= Al-Abud Network =

Iraqi insurgent group

The al-Abud Network is a former insurgent group who was operating within Iraq during the Iraq War. First reported in the "Comprehensive Report of the Special Advisor to the DCI on Iraq's WMD", the group is alleged to have attempted to acquire chemical weapons for use in fighting against Coalition Forces (source).

==Membership==
The al-Abud network was primarily composed of members of Jaysh Muhammad (JM), an anti-Coalition group motivated by both political and religious elements. The politically motivated faction of JM has strong ties to the Sufi region, which once was highly favored by Saddam during his rule. The Sufi region was home to many former Iraqi security forces, intelligence officers as well as police officers. It is believed through their former standing, political affiliations and business relationships, the group is able to acquire chemical precursors and weapons such as mortars through a "pre-OIF supply infrastructure." It is believed by the Iraq Survey Group that Jaysh Muhammad and Fallujah based insurgents were able to acquire chemical munitions, however those munitions were not yet located.

==Actions==
The al-Abud Network recruited, in late 2003, an Iraqi chemist in attempts to develop tabun, and mustard agents. The group was able to acquire malathion pesticide and nitrogen mustard precursors, however it is believed they were unable to acquire further precursors for the final stages. From interrogation of key suspects in the 2004 raids against the network, the Iraq Survey Group (ISG) was able to ascertain the final goal of the group was to use the chemical agents within a mortar round, possibly for firing or detonation as an improvised chemical device. In December 2003, the recruited chemist failed to produce tabun, they did however create a poisonous compound due to the mixing of malathion with other precursors of tabun.

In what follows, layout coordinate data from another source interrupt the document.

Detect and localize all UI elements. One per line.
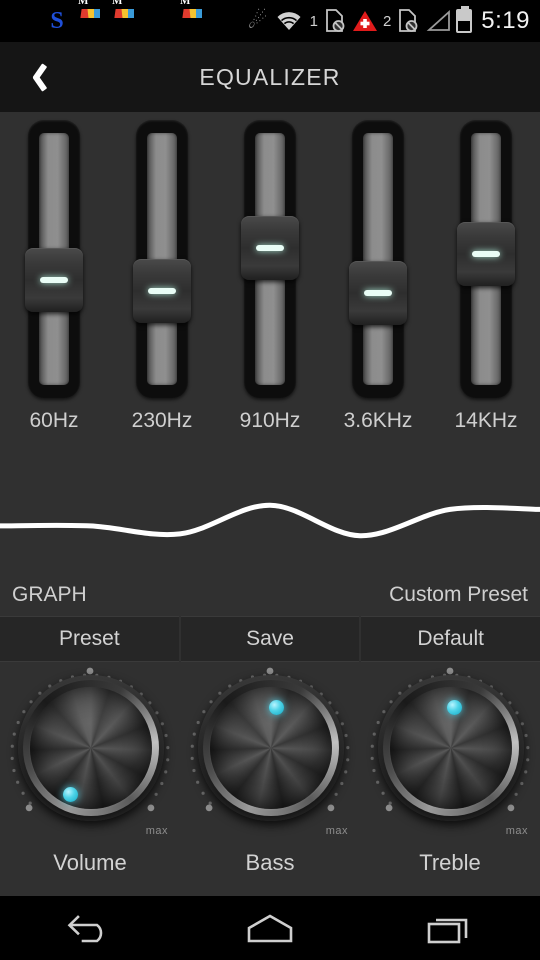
knob-position-indicator-dot bbox=[268, 699, 284, 715]
graph-info-row: GRAPH Custom Preset bbox=[0, 575, 540, 615]
slider-thumb[interactable] bbox=[133, 258, 191, 323]
knob-label-volume: Volume bbox=[53, 850, 127, 875]
mail-app-icon: M bbox=[78, 0, 104, 34]
recents-icon bbox=[427, 918, 468, 944]
knob-cell-bass: max bbox=[180, 664, 360, 846]
knob-position-indicator-dot bbox=[446, 699, 462, 715]
slider-thumb[interactable] bbox=[241, 215, 299, 280]
equalizer-bands: 60Hz 230Hz 910Hz 3.6KHz 14KHz bbox=[0, 112, 540, 457]
preset-name-label: Custom Preset bbox=[389, 583, 528, 606]
red-warning-triangle-icon bbox=[352, 10, 377, 32]
s-app-icon: S bbox=[50, 8, 64, 34]
status-bar-notification-icons: S M M M bbox=[0, 0, 248, 34]
bass-knob[interactable]: max bbox=[184, 667, 356, 839]
knob-max-label: max bbox=[145, 825, 168, 837]
band-label-3-6khz: 3.6KHz bbox=[343, 409, 413, 432]
band-slider-60hz[interactable] bbox=[25, 120, 83, 398]
thumb-indicator-line bbox=[256, 244, 284, 251]
band-slider-230hz[interactable] bbox=[133, 120, 191, 398]
band-slider-3-6khz[interactable] bbox=[349, 120, 407, 398]
mail-app-icon: M bbox=[112, 0, 138, 34]
battery-icon bbox=[456, 6, 473, 33]
slider-thumb[interactable] bbox=[25, 247, 83, 312]
band-label-230hz: 230Hz bbox=[131, 409, 193, 432]
status-bar-clock: 5:19 bbox=[481, 7, 530, 34]
band-label-910hz: 910Hz bbox=[239, 409, 301, 432]
knob-label-treble: Treble bbox=[419, 850, 481, 875]
eq-response-curve bbox=[0, 470, 540, 555]
knob-max-label: max bbox=[325, 825, 348, 837]
treble-knob[interactable]: max bbox=[364, 667, 536, 839]
band-label-60hz: 60Hz bbox=[29, 409, 79, 432]
status-bar: S M M M ☄ bbox=[0, 0, 540, 42]
knob-cell-treble: max bbox=[360, 664, 540, 846]
signal-no-service-icon bbox=[425, 9, 451, 32]
knob-brushed-face bbox=[30, 687, 152, 809]
preset-action-buttons: Preset Save Default bbox=[0, 616, 540, 662]
wifi-icon bbox=[275, 10, 303, 32]
knob-row: max max max bbox=[0, 664, 540, 846]
sim2-badge-label: 2 bbox=[382, 12, 392, 30]
knob-max-label: max bbox=[505, 825, 528, 837]
slider-thumb[interactable] bbox=[349, 260, 407, 325]
band-frequency-labels: 60Hz 230Hz 910Hz 3.6KHz 14KHz bbox=[0, 409, 540, 433]
eq-response-curve-svg bbox=[0, 502, 540, 539]
thumb-indicator-line bbox=[148, 287, 176, 294]
sim1-badge-label: 1 bbox=[309, 12, 318, 30]
archive-app-icon bbox=[146, 8, 172, 34]
save-button[interactable]: Save bbox=[180, 616, 360, 662]
volume-knob[interactable]: max bbox=[4, 667, 176, 839]
no-sim-1-icon bbox=[325, 9, 345, 33]
thumb-indicator-line bbox=[40, 276, 68, 283]
page-title: EQUALIZER bbox=[199, 63, 341, 90]
thumb-indicator-line bbox=[472, 251, 500, 258]
title-bar: EQUALIZER bbox=[0, 42, 540, 112]
band-slider-910hz[interactable] bbox=[241, 120, 299, 398]
plus-badge-icon bbox=[10, 8, 36, 34]
home-icon bbox=[247, 914, 293, 943]
thumb-indicator-line bbox=[364, 289, 392, 296]
band-slider-14khz[interactable] bbox=[457, 120, 515, 398]
preset-button[interactable]: Preset bbox=[0, 616, 179, 662]
slider-track bbox=[363, 133, 393, 385]
knob-labels: Volume Bass Treble bbox=[0, 850, 540, 876]
graph-label: GRAPH bbox=[12, 583, 87, 606]
recents-button[interactable] bbox=[395, 896, 505, 960]
knob-label-bass: Bass bbox=[245, 850, 295, 875]
back-button[interactable] bbox=[35, 896, 145, 960]
bluetooth-icon: ☄ bbox=[247, 8, 268, 33]
back-arrow-icon bbox=[67, 915, 103, 943]
no-sim-2-icon bbox=[398, 9, 418, 33]
knob-cell-volume: max bbox=[0, 664, 180, 846]
equalizer-screen: S M M M ☄ bbox=[0, 0, 540, 960]
band-label-14khz: 14KHz bbox=[454, 409, 518, 432]
mail-app-icon: M bbox=[180, 0, 206, 34]
home-button[interactable] bbox=[215, 896, 325, 960]
android-navigation-bar bbox=[0, 896, 540, 960]
default-button[interactable]: Default bbox=[361, 616, 540, 662]
status-bar-system-icons: ☄ 1 2 5:19 bbox=[247, 6, 540, 34]
slider-thumb[interactable] bbox=[457, 222, 515, 287]
band-slider-group bbox=[0, 120, 540, 405]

In total nine mortar rounds were "weaponized" with the created compound. The mortars themselves are stated to have been an ineffective means of dispersal, due to the likelihood of the poison being consumed in the explosion. Following the failure to create tabun, the insurgent group focused on attempting to create nitrogen mustard in February 2004.

The al-Abud network recruited another chemist, one with more experience, who owned a small chemical lab in Baghdad. This chemist was unable however to produce the nitrogen mustard or binary mustard as the group had wanted. In mid-2004 this chemist was arrested and the contents of his lab seized. During the arrest it was noted the chemist had managed to produce small quantities of ricin, in the form of ricin cakes, a substance that can easily be turned into poisonous toxic ricin. This chemist also created napalm and sodium fluoroacetate for the Jaysh Muhammad insurgents. It is currently believed the al-Abud network has been neutralized, however the leaders of the group as well as financiers remain at large and, the chemical munitions created remain unaccounted for.